Getting data from a SChunk#

Let’s begin by retrieving the data from the whole SChunk. We could use the decompress_chunk method:

[12]:
out = np.empty(200 * 1000 * nchunks, dtype=np.int32)
for i in range(nchunks):
    schunk.decompress_chunk(i, out[200 * 1000 * i : 200 * 1000 * (i + 1)])

But instead of the code above, we can simply use the __getitem__ or the get_slice methods. Let’s begin with __getitem__:

[13]:
out_slice = schunk[:]
type(out_slice)
[13]:
bytes

As you can see, the data is returned as a bytes object. If we want to get a more meaningful container instead, we can use get_slice, where you can pass any Python object (supporting the Buffer Protocol) as the out param to fill it with the data. In this case we will use a NumPy array container.

[14]:
out_slice = np.empty(200 * 1000 * nchunks, dtype=np.int32)
schunk.get_slice(out=out_slice)
np.array_equal(out, out_slice)
print(out_slice[:4])
[0 1 2 3]

That’s the expected data indeed!

Setting data in a SChunk#

We can also set the data of a SChunk area from any Python object supporting the Buffer Protocol. Let’s see a quick example:

[15]:
start = 34
stop = 1000 * 200 * 4
new_value = np.ones(stop - start, dtype=np.int32)
schunk[start:stop] = new_value

We have seen how to get or set data. But what if we would like to add data? Well, you can still do that with __setitem__.

[16]:
schunk_nelems = 1000 * 200 * nchunks

new_value = np.zeros(1000 * 200 * 2 + 53, dtype=np.int32)
start = schunk_nelems - 123
new_nitems = start + new_value.size
schunk[start:new_nitems] = new_value

Here, start is less than the number of elements in SChunk and new_items is larger than this; that means that __setitem__ can update and append data at the same time, and you don’t have to worry about whether you are exceeding the limits of the SChunk.
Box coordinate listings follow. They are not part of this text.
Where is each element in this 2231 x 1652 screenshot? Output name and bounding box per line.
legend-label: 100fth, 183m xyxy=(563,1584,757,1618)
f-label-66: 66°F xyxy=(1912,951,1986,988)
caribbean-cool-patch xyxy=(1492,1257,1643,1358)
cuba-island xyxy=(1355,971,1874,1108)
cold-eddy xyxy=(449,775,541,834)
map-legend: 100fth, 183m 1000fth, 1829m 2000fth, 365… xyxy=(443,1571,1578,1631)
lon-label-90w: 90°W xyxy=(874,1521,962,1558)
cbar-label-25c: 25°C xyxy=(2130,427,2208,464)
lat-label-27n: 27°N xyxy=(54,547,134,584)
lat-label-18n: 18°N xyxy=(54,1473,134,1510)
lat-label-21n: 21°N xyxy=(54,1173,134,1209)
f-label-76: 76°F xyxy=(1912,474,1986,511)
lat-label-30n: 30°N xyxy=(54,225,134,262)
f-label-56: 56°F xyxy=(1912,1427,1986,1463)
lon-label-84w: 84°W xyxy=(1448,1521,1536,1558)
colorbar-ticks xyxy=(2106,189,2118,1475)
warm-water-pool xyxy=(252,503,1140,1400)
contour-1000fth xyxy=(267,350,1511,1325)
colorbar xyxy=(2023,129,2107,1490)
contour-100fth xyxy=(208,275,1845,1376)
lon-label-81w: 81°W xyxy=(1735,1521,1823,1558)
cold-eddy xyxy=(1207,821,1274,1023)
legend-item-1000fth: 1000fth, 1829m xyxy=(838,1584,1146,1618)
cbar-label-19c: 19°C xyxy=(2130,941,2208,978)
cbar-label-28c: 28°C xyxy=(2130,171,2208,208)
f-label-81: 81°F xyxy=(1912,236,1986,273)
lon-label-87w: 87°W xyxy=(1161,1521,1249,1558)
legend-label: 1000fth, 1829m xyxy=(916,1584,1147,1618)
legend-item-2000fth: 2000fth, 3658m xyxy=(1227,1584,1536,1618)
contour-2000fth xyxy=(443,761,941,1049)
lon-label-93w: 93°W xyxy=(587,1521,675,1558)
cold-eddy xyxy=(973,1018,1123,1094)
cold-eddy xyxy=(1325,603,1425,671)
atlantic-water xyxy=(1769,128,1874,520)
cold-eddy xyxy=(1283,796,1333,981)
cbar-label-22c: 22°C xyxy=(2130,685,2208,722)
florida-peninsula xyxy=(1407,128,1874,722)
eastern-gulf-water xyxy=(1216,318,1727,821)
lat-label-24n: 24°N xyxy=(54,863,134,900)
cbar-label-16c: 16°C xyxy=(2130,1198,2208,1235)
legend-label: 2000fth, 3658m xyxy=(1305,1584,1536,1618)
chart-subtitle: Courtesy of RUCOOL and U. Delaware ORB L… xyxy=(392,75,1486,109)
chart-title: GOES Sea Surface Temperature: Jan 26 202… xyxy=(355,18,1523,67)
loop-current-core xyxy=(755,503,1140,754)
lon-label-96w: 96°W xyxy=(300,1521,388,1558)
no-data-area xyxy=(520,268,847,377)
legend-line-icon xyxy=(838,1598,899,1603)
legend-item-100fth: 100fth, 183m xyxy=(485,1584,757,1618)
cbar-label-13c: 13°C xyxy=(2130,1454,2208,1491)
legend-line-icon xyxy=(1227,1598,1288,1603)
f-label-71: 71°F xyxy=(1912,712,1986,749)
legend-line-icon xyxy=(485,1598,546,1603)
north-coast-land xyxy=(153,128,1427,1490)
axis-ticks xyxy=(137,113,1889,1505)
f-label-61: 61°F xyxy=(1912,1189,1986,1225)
Building a SChunk from/as a contiguous buffer#

Furthermore, you can convert a SChunk to a contiguous, serialized buffer and vice-versa. Let’s get that buffer (aka cframe) first:

[17]:
buf = schunk.to_cframe()

And now the other way around:

[18]:
schunk2 = blosc2.schunk_from_cframe(cframe=buf, copy=True)
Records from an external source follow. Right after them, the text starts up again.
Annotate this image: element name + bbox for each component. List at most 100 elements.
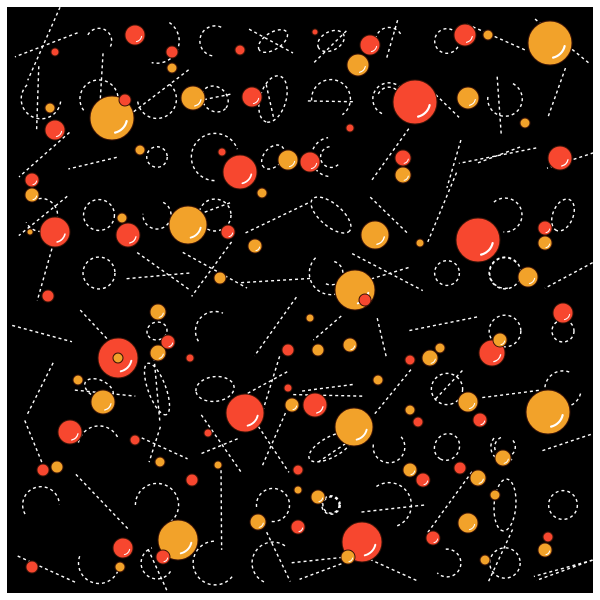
dashed-stroke [436, 548, 462, 578]
red-circle [453, 461, 467, 475]
dashed-stroke [248, 28, 294, 54]
dashed-stroke [458, 147, 537, 165]
highlight [358, 65, 366, 73]
highlight [478, 478, 484, 484]
dashed-stroke [77, 553, 119, 585]
dashed-stroke [182, 251, 248, 289]
red-circle [302, 392, 328, 418]
dashed-stroke [425, 471, 473, 536]
dashed-stroke [493, 478, 517, 532]
orange-circle [311, 343, 325, 357]
orange-circle [310, 489, 326, 505]
dashed-stroke [141, 437, 188, 460]
orange-circle [404, 404, 416, 416]
red-circle [36, 463, 50, 477]
red-circle [185, 473, 199, 487]
orange-circle [293, 485, 303, 495]
dashed-stroke [136, 83, 178, 120]
dashed-stroke [257, 28, 289, 54]
red-circle [359, 34, 381, 56]
red-circle [155, 549, 171, 565]
red-circle [425, 530, 441, 546]
red-circle [345, 123, 355, 133]
dashed-stroke [265, 84, 275, 121]
dashed-stroke [68, 156, 117, 170]
highlight [350, 345, 356, 351]
orange-circle [72, 374, 84, 386]
red-circle [217, 147, 227, 157]
dashed-stroke [36, 242, 55, 301]
highlight [423, 480, 429, 486]
dashed-stroke [75, 473, 130, 531]
highlight [493, 354, 502, 363]
red-circle [404, 354, 416, 366]
orange-circle [50, 460, 64, 474]
red-circle [394, 149, 412, 167]
highlight [252, 97, 260, 105]
dashed-stroke [191, 93, 231, 104]
highlight [241, 173, 253, 185]
dashed-stroke [541, 433, 592, 452]
dashed-stroke [35, 66, 40, 132]
dashed-stroke [321, 495, 341, 515]
red-circle [160, 334, 176, 350]
dashed-stroke [18, 131, 70, 178]
circle-layer [24, 20, 574, 574]
dashed-stroke [201, 85, 229, 113]
orange-circle [482, 29, 494, 41]
highlight [348, 557, 354, 563]
dashed-stroke [317, 29, 345, 53]
red-circle [165, 45, 179, 59]
dashed-stroke [192, 540, 233, 586]
red-circle [225, 393, 265, 433]
red-circle [290, 519, 306, 535]
highlight [561, 159, 569, 167]
highlight [563, 313, 571, 321]
dashed-stroke [20, 83, 62, 120]
orange-circle [479, 554, 491, 566]
dashed-stroke [446, 139, 462, 188]
red-circle [392, 79, 438, 125]
highlight [123, 548, 131, 556]
dashed-stroke [24, 420, 46, 470]
highlight [416, 103, 431, 118]
orange-circle [89, 95, 135, 141]
red-circle [112, 537, 134, 559]
highlight [316, 406, 324, 414]
orange-circle [154, 456, 166, 468]
dashed-stroke [147, 548, 168, 591]
dashed-stroke [124, 69, 190, 119]
dashed-stroke [313, 30, 347, 64]
orange-circle [517, 266, 539, 288]
highlight [32, 180, 38, 186]
dashed-stroke [488, 314, 522, 348]
highlight [113, 119, 128, 134]
dashed-stroke [79, 309, 109, 340]
highlight [480, 420, 486, 426]
dashed-stroke [18, 195, 68, 237]
orange-circle [24, 187, 40, 203]
red-circle [283, 383, 293, 393]
dashed-stroke [371, 128, 410, 181]
orange-circle [492, 332, 508, 348]
highlight [255, 246, 261, 252]
dashed-stroke [190, 132, 238, 182]
dashed-stroke [82, 198, 116, 232]
orange-circle [415, 238, 425, 248]
highlight [168, 342, 174, 348]
dashed-stroke [487, 83, 523, 117]
highlight [318, 497, 324, 503]
orange-circle [305, 313, 315, 323]
highlight [465, 35, 473, 43]
red-circle [203, 428, 213, 438]
orange-circle [537, 542, 553, 558]
orange-circle [277, 149, 299, 171]
dashed-stroke [385, 19, 399, 59]
dashed-stroke [547, 489, 579, 521]
highlight [71, 433, 79, 441]
orange-circle [334, 407, 374, 447]
highlight [528, 277, 536, 285]
dashed-stroke [376, 482, 413, 527]
highlight [129, 236, 137, 244]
In this case we set the copy param to True. If you do not want to copy the buffer, be mindful that you will have to keep a reference to it until you do not want the SChunk anymore.

Serializing NumPy arrays#

If what you want is to create a serialized, compressed version of a NumPy array, you can use the newer (and faster) functions to store it either in-memory or on-disk. The specification of such a contiguous compressed representation, aka cframe can be seen here.

In-memory#

For obtaining an in-memory representation, you can use pack_tensor. In comparison with its former version (pack_array), it is way faster and does not have the 2 GB size limitation:

[19]:
np_array = np.arange(2**30, dtype=np.int32)  # 4 GB array

packed_arr2 = blosc2.pack_tensor(np_array)
unpacked_arr2 = blosc2.unpack_tensor(packed_arr2)

On-disk#

To store the serialized buffer on-disk you want to use save_tensor and load_tensor:

[20]:
blosc2.save_tensor(np_array, urlpath="ondisk_array.b2frame", mode="w")
np_array2 = blosc2.load_tensor("ondisk_array.b2frame")
np.array_equal(np_array, np_array2)
[20]:
True

Conclusions#

Now python-blosc2 offers an easy, yet fast way of creating, getting, setting and expanding data via the SChunk class. Moreover, you can get a contiguous compressed representation (aka cframe) of it and re-create it again later with no sweat.